What do we aspire in Europe?

Author: Richard Coppens, CEO at Group 2000

Everybody working in Telecom and IT knows that developments are going faster and faster. We have only just gotten used to 4G and then the auction for 5G is on the doorstep and the technology for 6G with speeds that literally make us dizzy is already partly conceived. We live in a fantastic era where new applications and the convenience of these applications, as a result of the removal of the “bandwidth barrier”, is or will be accessible to everyone.

Nevertheless, it is important to put the playing field and interests into perspective once again.

It has not been very long since we completed the UMTS auctions. The revenue for the Dutch state amounts to € 2.7 billion. As a result, for years no investments in innovation, thousands of redundancies at Telecom operators (also due to the internet crisis) and innovation that did not take place or at least too slowly. Great for the Dutch state but of course a vision that is focused on the short term.
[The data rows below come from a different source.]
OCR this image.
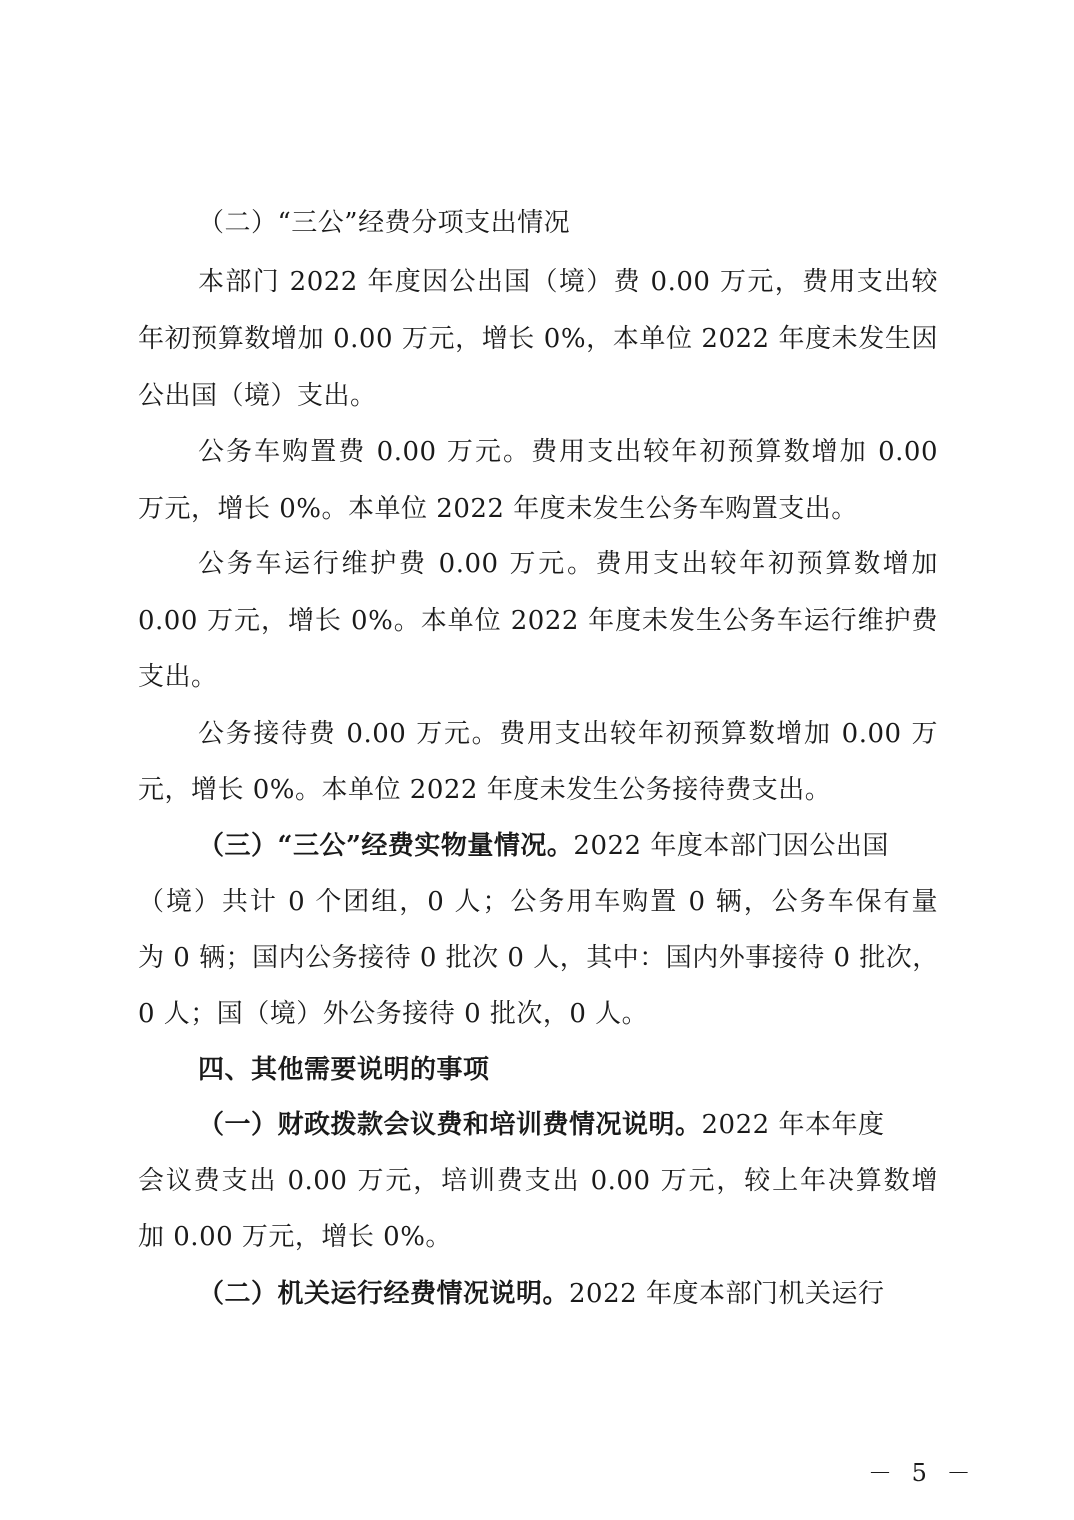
（二）“三公”经费分项支出情况
本部门 2022 年度因公出国（境）费 0.00 万元，费用支出较
年初预算数增加 0.00 万元，增长 0%，本单位 2022 年度未发生因
公出国（境）支出。
公务车购置费 0.00 万元。费用支出较年初预算数增加 0.00
万元，增长 0%。本单位 2022 年度未发生公务车购置支出。
公务车运行维护费 0.00 万元。费用支出较年初预算数增加
0.00 万元，增长 0%。本单位 2022 年度未发生公务车运行维护费
支出。
公务接待费 0.00 万元。费用支出较年初预算数增加 0.00 万
元，增长 0%。本单位 2022 年度未发生公务接待费支出。
（三）“三公”经费实物量情况。2022 年度本部门因公出国
（境）共计 0 个团组，0 人；公务用车购置 0 辆，公务车保有量
为 0 辆；国内公务接待 0 批次 0 人，其中：国内外事接待 0 批次，
0 人；国（境）外公务接待 0 批次，0 人。
四、其他需要说明的事项
（一）财政拨款会议费和培训费情况说明。2022 年本年度
会议费支出 0.00 万元，培训费支出 0.00 万元，较上年决算数增
加 0.00 万元，增长 0%。
（二）机关运行经费情况说明。2022 年度本部门机关运行
－ 5 －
A few years later the 4G auction, also here the Netherlands excels with a record yield this time as much as € 3.8 billion. An exceptionally nice amount and certainly if you compare this with the directly surrounding countries where the yield in the UK compares poorly with a yield of only € 2.7 billion (in terms of inhabitants practically 4* greater than the Netherlands) and Germany with a yield of no less than € 5 billion. Which is de-facto more compared to the Dutch situation but also practically 5* more inhabitants.

Here too, the story is well known, profits are under pressure (the frequency licenses have to be written off and the network built) and thousands of people are made redundant (partly due to automation) in order to meet the demands of shareholders and investors.
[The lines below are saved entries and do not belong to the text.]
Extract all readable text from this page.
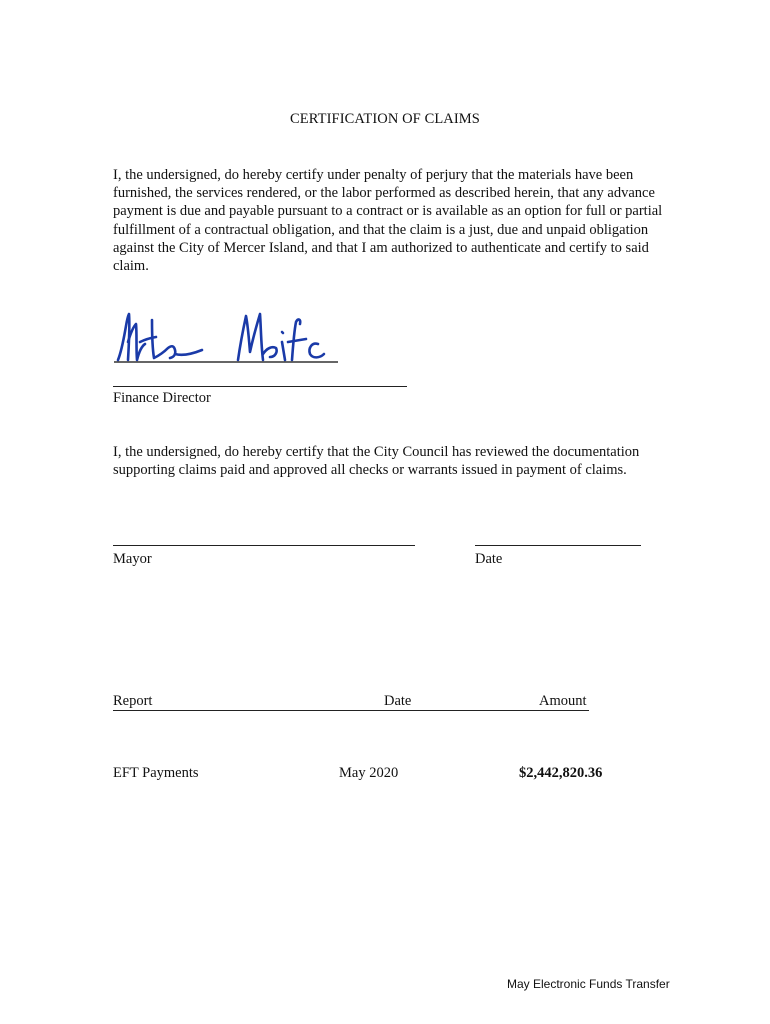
CERTIFICATION OF CLAIMS

I, the undersigned, do hereby certify under penalty of perjury that the materials have been furnished, the services rendered, or the labor performed as described herein, that any advance payment is due and payable pursuant to a contract or is available as an option for full or partial fulfillment of a contractual obligation, and that the claim is a just, due and unpaid obligation against the City of Mercer Island, and that I am authorized to authenticate and certify to said claim.

Finance Director

I, the undersigned, do hereby certify that the City Council has reviewed the documentation supporting claims paid and approved all checks or warrants issued in payment of claims.

Mayor	Date
Report	Date	Amount
EFT Payments	May 2020	$2,442,820.36
May Electronic Funds Transfer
In the meantime, Italy has raised € 6.5 billion with the auction of the 5G frequency licenses, which far exceeds the expectations of the Italian government, as only half of the amount was expected. In the short term this will also be an excellent yield for the Treasury, but the question is whether it will benefit the economy, the digital economy and the development of new technology and therefore also profitability across the business community.
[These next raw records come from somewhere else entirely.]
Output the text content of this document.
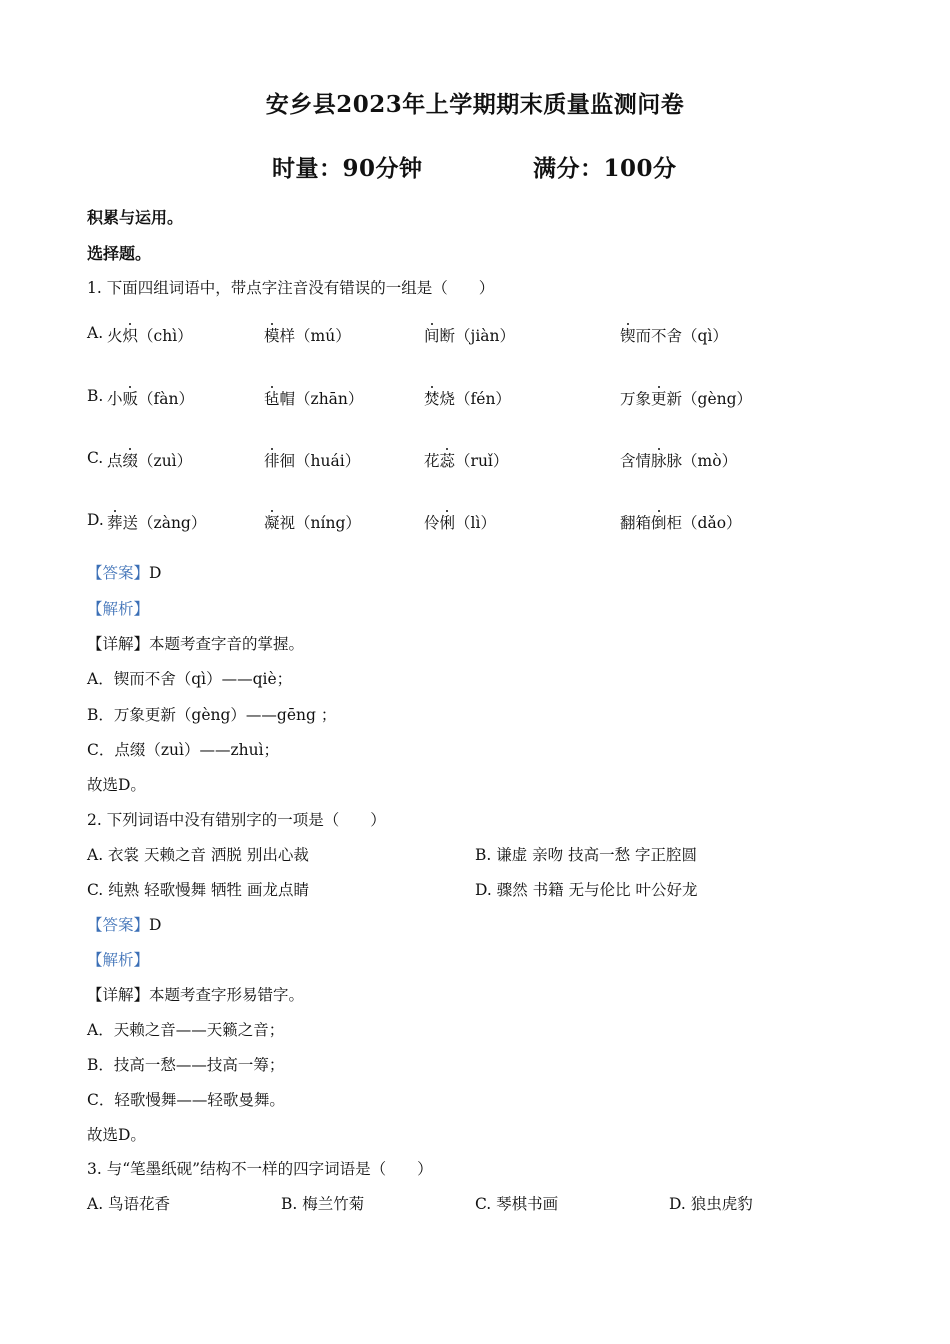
安乡县2023年上学期期末质量监测问卷
时量：90分钟	满分：100分
积累与运用。
选择题。
1. 下面四组词语中，带点字注音没有错误的一组是（　　）
A. 火炽（chì）	模样（mú）	间断（jiàn）	锲而不舍（qì）
B. 小贩（fàn）	毡帽（zhān）	焚烧（fén）	万象更新（gèng）
C. 点缀（zuì）	徘徊（huái）	花蕊（ruǐ）	含情脉脉（mò）
D. 葬送（zàng）	凝视（níng）	伶俐（lì）	翻箱倒柜（dǎo）
【答案】D
【解析】
【详解】本题考查字音的掌握。
A．锲而不舍（qì）——qiè；
B．万象更新（gèng）——gēng ；
C．点缀（zuì）——zhuì；
故选D。
2. 下列词语中没有错别字的一项是（　　）
A. 衣裳 天赖之音 洒脱 别出心裁	B. 谦虚 亲吻 技高一愁 字正腔圆
C. 纯熟 轻歌慢舞 牺牲 画龙点睛	D. 骤然 书籍 无与伦比 叶公好龙
【答案】D
【解析】
【详解】本题考查字形易错字。
A．天赖之音——天籁之音；
B．技高一愁——技高一筹；
C．轻歌慢舞——轻歌曼舞。
故选D。
3. 与“笔墨纸砚”结构不一样的四字词语是（　　）
A. 鸟语花香	B. 梅兰竹菊	C. 琴棋书画	D. 狼虫虎豹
Too much is still thought in the short term. Meanwhile we have already reached the IOT era, its complete industries and branches are dependent on the proper functioning of mobile networks and the development of groundbreaking functionality that in an increasingly global world with ditto global and therefore also low(er) wage competition are simply necessary to give us a head start in Europe, or even better to create a head start and to maintain in the long term.

This requires long-term thinking. Can it be done differently? Certainly, but governments will have to play the game. Instead of billions in revenue, they will have to settle for a sustainable extra revenue of several hundred millions (e.g. the Netherlands) per year that the telecom industry can generate. It is very simple. The hundreds of millions of write-downs on licenses (assuming they are depreciated over 10 years with interest) can (no should be part of the deal with the government) be used for annual innovation. Assuming that the 5G auction would also yield at least € 3.8 billion, this would provide an annual economic stimulus that the Telco’s and the suppliers contracted by the Telco’s should put into innovation as much as around € 440,000,000 per year. What a great economic stimulus and that over a period of 10 years. The advantage for the government is that less subsidies need to be provided, at least (assuming that 60% of this money eventually goes to new jobs) around 3000 new jobs are created with great tax revenues (not to mention the extra spending pattern – consumer spending). There is an incredible amount of VAT and profit that can be taxed in an industry that traditionally already shows high profitability.

The long term case? For Europe, this will not only yield more financially in the long term (I expect a tipping point somewhere between 8 and 11 years compared to the short term variant) but especially in the field of innovative and sustainable development. A more competitive economy, resilient to a good stimulation climate where the industry and outside the industry will generate many new start ups and new business ideas that will benefit us all.

So Europe, what is it going to be? The gaps that may appear in a budget can not be solved in another way?